Understanding “Black” features is not Erasure.
It seems as if every other day Black Twitter and Facebook argue over what exactly Black features are. What are traditionally Black features? This is a loaded question. After all, “Black” is not only defined by the 55 sovereign nations of the very phenotypically diverse African continent, but also the Black diaspora of the New World, the Arab World, and even Oceania. Many folks argue that regarding just big noses, big lips, and dark skin as Afrocentric features is erasure of the millions of people of African descent who happen to have slimmer features or lighter skin. To them, calling a wide-set nose a traditionally African feature is reductive and impractical when discussing how Black people navigate beauty standards in the Western World. How do we properly discuss the stigma against stereotypical African features without erasing the incidence of varying features in people of African descent?

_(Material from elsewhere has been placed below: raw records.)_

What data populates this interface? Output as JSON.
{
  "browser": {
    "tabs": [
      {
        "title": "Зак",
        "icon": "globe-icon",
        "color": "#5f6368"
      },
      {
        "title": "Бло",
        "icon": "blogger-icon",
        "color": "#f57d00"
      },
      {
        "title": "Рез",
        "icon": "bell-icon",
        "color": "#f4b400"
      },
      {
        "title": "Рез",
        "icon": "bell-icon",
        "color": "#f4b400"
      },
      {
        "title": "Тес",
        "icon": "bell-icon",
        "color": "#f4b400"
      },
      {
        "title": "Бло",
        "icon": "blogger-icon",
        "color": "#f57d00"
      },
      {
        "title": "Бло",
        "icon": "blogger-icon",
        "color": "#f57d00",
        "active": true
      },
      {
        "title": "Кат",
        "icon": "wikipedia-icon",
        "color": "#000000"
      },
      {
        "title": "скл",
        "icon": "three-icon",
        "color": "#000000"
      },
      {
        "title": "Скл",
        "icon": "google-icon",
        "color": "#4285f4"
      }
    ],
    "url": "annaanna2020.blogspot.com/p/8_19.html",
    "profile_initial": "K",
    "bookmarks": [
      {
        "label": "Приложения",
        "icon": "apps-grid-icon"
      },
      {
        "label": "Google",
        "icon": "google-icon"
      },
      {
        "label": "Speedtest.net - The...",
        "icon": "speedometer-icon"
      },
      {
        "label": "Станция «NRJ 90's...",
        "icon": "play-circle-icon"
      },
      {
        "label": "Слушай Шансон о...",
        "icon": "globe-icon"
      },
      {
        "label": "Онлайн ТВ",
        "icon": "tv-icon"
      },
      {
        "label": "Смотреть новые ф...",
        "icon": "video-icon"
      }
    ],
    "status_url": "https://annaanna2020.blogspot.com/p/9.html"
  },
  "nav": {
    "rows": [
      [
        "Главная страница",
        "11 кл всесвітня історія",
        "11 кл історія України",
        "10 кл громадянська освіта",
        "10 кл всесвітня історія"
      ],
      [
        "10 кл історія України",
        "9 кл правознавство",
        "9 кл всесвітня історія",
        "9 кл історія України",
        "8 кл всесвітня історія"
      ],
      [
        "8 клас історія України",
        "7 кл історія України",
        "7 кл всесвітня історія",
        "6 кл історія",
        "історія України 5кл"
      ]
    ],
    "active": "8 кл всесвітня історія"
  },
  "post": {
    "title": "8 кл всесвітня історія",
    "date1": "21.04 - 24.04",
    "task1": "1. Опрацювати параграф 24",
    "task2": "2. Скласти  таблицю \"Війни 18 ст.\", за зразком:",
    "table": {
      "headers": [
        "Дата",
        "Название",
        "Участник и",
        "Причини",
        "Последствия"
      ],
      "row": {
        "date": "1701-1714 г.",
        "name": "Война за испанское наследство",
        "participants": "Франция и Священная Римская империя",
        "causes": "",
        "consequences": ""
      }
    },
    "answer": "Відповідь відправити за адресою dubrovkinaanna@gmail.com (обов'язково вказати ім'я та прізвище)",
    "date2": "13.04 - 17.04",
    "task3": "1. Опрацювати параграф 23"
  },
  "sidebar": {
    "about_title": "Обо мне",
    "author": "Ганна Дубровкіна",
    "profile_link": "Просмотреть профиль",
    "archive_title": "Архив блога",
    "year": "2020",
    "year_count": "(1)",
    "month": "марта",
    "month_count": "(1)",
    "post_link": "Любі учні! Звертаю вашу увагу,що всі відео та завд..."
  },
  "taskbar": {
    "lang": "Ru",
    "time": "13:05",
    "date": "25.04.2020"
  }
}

It is not productive to become beleaguered by how the millions of different types of black-identifying people may look like. Instead, it is pertinent to contextualize our view of stigmatized Black features with what is valued within European or, white society. Though African features are innately diverse, what is considered Afrocentric or Eurocentric within American society is not. Traditionally, in American society, Black men and women who possess lighter skin, thinner noses, and diminutive features in general are seen as closer to whiteness. It is accurate to describe Black people with these kinds of features as Eurocentric in appearance, not because they are “less Black” but because, white society favors their look over others.
How light or dark one’s skin is may not indicate how much African ancestry one has. How broad or small one’s features are may not indicate how Black one is. However, these phenotypes can determine how favorable a person is to American society. The privileges White America may bestow onto a Black person have nothing to do with whether or not the person has partial or full African heritage. If one’s features are considered agreeable to traditional European standards, then they will be perceived as relatively Eurocentric. Obviously, if a person is not white-passing or white-presenting they will not gain access to white privilege, but they will still be seen as “more agreeable.” For instance, take a look at one of the White world’s most static institutions: the fashion industry. For decades the world of mainstream fashion has marginalized beauties who stray away from their Eurocentric standard of attractiveness: White and thin with ‘delicate’ features. The few times that the industry did stray away from this concept, they chose models of color who very much looked like their ideal women but “dipped in chocolate.”
Iman, one of the world’s first black supermodels, rebuked this notion of being a white woman with a darker hue. A true Somali woman, she never ceased to assert her Blackness and her Africanness when approached with the idea that fashion labels favored her because they believed she looked less African. Iman was a safer choice for fashion elites, because her aesthetic was closer to their exclusionary standards of beauty. This idea is problematic but it holds weight in the fashion world. In fact, though this trend started in the 20th century, it continues to this very day. Think about your favorite black models. Do they have broad features or diminutive features?
In the West, there is a spectrum that exists between Eurocentric features and Afrocentric ones. The larger the features the more “African” they appear. This can never erase the very real diversity of Blackness on this globe but, it exists and should always be dissected. Why are certain people’s looks more digestible than others? Why are some of us considered ugly or even less human than others? How do we dismantle that way of thinking?